Pilcrow (2008), the first book in a trilogy by Adam Mars-Jones, follows in exquisitely rich detail a young boy, John Cromer, who has Still’s disease, a severe type of juvenile arthritis. For the first third of the book, he is in bed and dependent on his parents. Yet he is full of agency. Mars-Jones has done a masterful job of creating a classic coming-of-age story through the force of voice alone. There is a point in the book where he describes a banana so perfectly that I realised I hadn’t really noticed a banana before. It’s also full of wicked humour – in particular one scene, where the young boy, who is gay, hears the facts of life from his mother and is horrified at what he is told.

You don’t have to be disabled to write about disability, but you’d better get it right. As far as I know, Mars-Jones is able-bodied, but through his art he has created a lived character full of insights about himself and possessing a disabled body in a world that is overtly hostile to such bodies. The same goes for nonfiction works such as 2005’s The Lives of Dwarfs by Betty M Adelson, a tender and comprehensive social history of the subject, or the more recent Tell Me the Planets by Ben Platts-Mills, in which an able-bodied author sensitively portrays the challenges facing individuals with brain injuries during the UK’s austerity programme, which feels designed to harm the most vulnerable in society.

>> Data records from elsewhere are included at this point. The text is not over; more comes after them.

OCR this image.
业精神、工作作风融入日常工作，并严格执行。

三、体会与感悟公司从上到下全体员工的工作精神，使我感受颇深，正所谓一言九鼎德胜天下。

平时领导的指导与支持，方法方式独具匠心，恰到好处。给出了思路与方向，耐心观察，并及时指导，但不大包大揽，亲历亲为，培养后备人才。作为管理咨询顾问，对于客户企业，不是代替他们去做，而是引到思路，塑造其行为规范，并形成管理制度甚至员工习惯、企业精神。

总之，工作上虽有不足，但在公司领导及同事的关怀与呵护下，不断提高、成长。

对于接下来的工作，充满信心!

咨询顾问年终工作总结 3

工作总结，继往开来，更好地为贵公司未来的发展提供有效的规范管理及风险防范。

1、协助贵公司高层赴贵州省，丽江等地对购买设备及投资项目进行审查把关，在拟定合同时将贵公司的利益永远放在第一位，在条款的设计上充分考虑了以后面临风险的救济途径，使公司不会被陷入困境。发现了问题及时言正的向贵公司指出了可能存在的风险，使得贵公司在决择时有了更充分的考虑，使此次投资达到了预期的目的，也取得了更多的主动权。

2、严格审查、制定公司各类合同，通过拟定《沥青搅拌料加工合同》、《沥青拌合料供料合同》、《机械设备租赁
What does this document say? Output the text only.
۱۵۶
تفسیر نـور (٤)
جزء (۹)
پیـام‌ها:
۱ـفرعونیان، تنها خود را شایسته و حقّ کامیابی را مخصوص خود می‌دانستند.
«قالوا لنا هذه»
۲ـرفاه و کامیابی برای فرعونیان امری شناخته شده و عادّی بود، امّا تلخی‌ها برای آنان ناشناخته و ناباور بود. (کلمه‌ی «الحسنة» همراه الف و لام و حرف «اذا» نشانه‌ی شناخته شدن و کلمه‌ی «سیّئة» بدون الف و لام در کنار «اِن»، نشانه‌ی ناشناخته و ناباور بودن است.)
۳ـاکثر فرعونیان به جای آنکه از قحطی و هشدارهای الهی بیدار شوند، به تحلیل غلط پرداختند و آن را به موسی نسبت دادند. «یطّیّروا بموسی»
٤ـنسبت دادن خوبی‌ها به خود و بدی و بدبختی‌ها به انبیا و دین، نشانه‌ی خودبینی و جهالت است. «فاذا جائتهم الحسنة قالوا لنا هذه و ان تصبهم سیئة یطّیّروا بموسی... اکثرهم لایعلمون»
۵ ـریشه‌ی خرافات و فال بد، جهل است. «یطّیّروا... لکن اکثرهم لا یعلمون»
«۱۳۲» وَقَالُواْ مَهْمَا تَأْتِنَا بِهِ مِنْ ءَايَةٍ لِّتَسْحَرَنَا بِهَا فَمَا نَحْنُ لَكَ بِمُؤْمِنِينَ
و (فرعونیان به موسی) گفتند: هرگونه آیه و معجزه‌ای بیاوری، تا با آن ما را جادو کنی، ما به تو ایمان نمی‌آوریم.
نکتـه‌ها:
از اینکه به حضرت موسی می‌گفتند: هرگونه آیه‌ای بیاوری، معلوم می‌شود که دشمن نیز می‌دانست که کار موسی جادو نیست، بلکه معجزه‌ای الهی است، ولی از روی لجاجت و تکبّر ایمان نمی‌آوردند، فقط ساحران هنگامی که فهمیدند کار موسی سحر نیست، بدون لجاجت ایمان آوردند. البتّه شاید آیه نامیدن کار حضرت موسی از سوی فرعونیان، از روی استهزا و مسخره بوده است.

When I was in hospital, David Foster Wallace’s 1,000-page plus tome, Infinite Jest, which had just come out in paperback, appeared on my nightstand one morning. Someone had very thoughtfully understood I was going to be in bed a lot. The book’s adjacency of melancholy with humour still resonates for me, as does its understanding of the complexity of depression and addiction. I suspect Foster Wallace had a less nuanced understanding of physical disability, but I enjoyed his Quebecois radicals, les Assassins des Fauteuils Rollents or the Wheelchair Assassins, who terrorised the main characters. In the hospital, completely dependent on others, it was hopeful to consider an all-powerful shadowy cabal of wheelchaired men.

Disabled characters can be angry, pitiable, depressed, a problem for someone else or desiring of a cure. The problem comes when that is all they are. It’s vital to have access to stories where characters with disability reflect the experiences we have rather than the experiences we are assumed to be limited to.